Why Your Explanations Might Be Terrible (and How to Fix Them)
- douchkavo2
- May 26, 2025
- 1 min read
Updated: Sep 25, 2025
Ever tried explaining something and watched someone’s eyes glaze over?
💤 Yeah, we’ve all been there.
According to Lee LeFever’s The Art of Explanation, the problem isn’t that people aren’t listening—it’s that we assume they already understand things the way we do. (Spoiler: They don’t.)
How to explain without confusing people more
1️⃣ Start with the Big Picture If you dive straight into the details, you’re basically giving someone GPS directions without telling them the destination. Set the stage first! 🗺️
2️⃣ Use Simple Language & Analogies If you’re explaining AI and start with “a convolutional neural network is a deep learning architecture”, congrats, you just lost your audience. Try instead: “AI learns like a toddler—by seeing patterns over and over.” See? Better. 😎
3️⃣ Break it Down Step by Step Imagine assembling IKEA furniture without the step-by-step manual. Nightmare, right? Give people one piece of information at a time, in the right order.
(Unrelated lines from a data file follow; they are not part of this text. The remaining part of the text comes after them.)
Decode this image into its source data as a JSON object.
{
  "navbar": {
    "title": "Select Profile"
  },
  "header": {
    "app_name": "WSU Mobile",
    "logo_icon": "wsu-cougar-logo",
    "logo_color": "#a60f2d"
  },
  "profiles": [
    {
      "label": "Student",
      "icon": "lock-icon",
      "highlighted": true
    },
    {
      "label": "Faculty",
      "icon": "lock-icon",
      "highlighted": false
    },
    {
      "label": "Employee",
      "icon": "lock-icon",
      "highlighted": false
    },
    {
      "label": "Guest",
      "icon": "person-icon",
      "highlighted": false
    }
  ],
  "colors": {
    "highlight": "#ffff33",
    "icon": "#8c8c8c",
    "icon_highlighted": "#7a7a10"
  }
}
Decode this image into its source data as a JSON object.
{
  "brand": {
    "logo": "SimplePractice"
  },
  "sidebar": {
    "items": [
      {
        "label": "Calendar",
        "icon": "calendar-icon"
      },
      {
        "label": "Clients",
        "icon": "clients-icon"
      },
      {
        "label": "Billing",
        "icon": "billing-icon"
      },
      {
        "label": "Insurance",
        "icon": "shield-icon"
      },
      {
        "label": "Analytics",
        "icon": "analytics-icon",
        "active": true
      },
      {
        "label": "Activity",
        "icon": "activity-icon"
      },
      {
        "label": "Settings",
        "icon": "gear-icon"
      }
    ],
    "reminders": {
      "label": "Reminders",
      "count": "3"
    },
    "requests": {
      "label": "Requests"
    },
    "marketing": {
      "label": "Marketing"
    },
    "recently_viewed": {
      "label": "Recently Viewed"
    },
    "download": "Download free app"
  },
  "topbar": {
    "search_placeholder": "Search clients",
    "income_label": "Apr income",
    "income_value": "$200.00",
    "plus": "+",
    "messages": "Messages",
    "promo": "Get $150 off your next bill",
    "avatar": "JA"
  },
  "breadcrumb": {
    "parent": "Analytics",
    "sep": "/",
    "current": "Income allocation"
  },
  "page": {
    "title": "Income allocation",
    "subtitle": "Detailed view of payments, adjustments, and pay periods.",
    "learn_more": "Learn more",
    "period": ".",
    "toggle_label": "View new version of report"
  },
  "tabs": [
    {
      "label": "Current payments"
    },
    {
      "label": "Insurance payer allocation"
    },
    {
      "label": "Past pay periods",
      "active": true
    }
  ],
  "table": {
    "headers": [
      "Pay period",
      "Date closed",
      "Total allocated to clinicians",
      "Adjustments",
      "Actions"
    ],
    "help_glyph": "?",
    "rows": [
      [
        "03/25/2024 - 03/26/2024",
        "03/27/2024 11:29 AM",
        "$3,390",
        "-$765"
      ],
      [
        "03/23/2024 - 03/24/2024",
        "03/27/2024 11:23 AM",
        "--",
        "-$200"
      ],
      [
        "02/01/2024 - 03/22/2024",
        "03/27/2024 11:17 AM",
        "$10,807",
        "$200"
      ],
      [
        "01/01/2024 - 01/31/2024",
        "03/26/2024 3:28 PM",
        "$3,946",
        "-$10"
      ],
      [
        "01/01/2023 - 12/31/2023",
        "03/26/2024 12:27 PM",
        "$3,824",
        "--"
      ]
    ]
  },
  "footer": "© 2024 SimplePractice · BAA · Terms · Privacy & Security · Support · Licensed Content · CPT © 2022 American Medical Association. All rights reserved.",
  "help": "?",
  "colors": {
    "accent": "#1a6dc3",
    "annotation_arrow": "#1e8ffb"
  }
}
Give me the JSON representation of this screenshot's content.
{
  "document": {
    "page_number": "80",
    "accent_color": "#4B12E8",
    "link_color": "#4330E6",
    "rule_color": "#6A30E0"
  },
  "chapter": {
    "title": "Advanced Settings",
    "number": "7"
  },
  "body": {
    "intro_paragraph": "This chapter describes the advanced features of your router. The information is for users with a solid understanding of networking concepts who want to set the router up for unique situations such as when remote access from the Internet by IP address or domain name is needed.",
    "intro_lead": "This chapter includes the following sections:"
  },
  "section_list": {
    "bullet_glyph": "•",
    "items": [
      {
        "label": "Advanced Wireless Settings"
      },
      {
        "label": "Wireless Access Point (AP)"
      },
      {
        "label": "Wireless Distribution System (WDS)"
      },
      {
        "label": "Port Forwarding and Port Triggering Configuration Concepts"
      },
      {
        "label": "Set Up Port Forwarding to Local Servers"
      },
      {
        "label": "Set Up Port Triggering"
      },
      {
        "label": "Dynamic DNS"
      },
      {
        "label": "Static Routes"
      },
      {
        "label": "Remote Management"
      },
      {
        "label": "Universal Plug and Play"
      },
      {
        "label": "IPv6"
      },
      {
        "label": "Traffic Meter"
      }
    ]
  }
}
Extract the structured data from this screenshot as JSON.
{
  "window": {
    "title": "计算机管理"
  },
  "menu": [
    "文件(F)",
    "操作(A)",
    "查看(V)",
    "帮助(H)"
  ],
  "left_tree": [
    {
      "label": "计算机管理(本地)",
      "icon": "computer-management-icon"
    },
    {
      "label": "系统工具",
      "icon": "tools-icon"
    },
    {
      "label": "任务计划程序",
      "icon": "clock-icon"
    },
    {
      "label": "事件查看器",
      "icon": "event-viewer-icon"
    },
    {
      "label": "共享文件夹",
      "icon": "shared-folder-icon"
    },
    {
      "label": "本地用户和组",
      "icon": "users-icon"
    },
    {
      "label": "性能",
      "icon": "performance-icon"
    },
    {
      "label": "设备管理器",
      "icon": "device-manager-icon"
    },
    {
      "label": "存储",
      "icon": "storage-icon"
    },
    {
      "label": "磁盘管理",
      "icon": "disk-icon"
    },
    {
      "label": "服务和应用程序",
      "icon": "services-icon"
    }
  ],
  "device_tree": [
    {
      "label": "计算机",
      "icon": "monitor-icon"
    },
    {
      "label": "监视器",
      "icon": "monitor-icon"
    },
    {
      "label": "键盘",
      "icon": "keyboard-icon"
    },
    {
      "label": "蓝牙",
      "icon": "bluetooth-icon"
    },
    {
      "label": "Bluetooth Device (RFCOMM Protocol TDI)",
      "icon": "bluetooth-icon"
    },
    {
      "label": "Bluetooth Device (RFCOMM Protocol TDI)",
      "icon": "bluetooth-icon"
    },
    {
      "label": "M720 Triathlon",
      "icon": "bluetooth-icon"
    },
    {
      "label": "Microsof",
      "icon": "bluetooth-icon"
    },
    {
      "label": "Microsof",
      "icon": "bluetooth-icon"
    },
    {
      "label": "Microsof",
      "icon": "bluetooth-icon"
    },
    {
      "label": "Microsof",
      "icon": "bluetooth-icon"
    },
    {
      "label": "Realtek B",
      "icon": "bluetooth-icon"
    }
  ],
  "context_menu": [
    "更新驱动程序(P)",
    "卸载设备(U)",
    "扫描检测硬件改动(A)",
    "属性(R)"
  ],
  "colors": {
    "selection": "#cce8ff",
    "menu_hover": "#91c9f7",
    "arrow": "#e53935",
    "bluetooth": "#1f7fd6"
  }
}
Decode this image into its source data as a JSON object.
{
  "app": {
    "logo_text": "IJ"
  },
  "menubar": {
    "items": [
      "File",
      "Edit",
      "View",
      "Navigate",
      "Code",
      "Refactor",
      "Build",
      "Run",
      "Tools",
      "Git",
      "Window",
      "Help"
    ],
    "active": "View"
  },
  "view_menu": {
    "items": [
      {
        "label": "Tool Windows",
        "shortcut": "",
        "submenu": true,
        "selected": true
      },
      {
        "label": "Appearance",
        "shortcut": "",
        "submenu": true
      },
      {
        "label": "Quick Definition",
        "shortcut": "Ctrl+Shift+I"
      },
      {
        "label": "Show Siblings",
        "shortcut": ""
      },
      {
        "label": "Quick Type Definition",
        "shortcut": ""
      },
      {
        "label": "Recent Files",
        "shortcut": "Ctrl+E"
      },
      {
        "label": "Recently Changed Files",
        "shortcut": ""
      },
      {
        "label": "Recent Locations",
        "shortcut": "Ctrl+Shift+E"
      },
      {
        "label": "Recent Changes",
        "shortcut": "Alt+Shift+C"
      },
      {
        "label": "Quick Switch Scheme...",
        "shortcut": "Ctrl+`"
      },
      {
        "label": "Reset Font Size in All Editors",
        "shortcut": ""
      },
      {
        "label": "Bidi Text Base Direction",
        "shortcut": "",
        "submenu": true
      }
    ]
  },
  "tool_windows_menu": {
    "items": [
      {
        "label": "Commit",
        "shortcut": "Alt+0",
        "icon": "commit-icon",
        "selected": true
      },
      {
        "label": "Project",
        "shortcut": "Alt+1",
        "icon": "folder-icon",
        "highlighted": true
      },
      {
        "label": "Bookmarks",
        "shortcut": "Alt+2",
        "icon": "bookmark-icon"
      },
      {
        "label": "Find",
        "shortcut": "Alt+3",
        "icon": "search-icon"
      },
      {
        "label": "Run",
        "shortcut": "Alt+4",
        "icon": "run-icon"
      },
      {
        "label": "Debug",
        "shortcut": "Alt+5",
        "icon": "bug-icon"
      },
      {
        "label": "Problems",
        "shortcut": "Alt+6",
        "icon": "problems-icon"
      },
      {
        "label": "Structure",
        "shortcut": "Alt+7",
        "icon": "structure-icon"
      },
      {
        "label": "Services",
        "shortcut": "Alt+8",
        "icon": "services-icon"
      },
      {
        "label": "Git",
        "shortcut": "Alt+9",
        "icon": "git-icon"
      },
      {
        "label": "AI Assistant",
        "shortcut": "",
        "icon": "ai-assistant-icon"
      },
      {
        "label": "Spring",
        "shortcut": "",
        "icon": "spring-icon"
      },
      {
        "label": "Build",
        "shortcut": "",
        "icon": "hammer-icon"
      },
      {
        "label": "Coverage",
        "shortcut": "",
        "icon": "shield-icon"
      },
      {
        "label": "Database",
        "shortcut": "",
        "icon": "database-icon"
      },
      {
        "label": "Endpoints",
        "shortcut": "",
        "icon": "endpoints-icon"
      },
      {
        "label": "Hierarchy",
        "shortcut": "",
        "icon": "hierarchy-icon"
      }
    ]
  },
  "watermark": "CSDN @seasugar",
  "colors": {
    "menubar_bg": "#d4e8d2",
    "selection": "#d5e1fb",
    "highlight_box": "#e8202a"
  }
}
4️⃣ Keep it Engaging Ever sat through a lecture that made you reconsider all your life choices? 😵💫 Don’t be that person. Engage curiosity, tell a story, ask a question—anything to keep attention. 👀
5️⃣ Use Visuals & Metaphors People remember what they see and feel better than raw facts. If PowerPoint slides with walls of text worked, we’d all be geniuses by now.
Final Thought
Great explanations don’t happen by accident—they’re crafted with intention and empathy.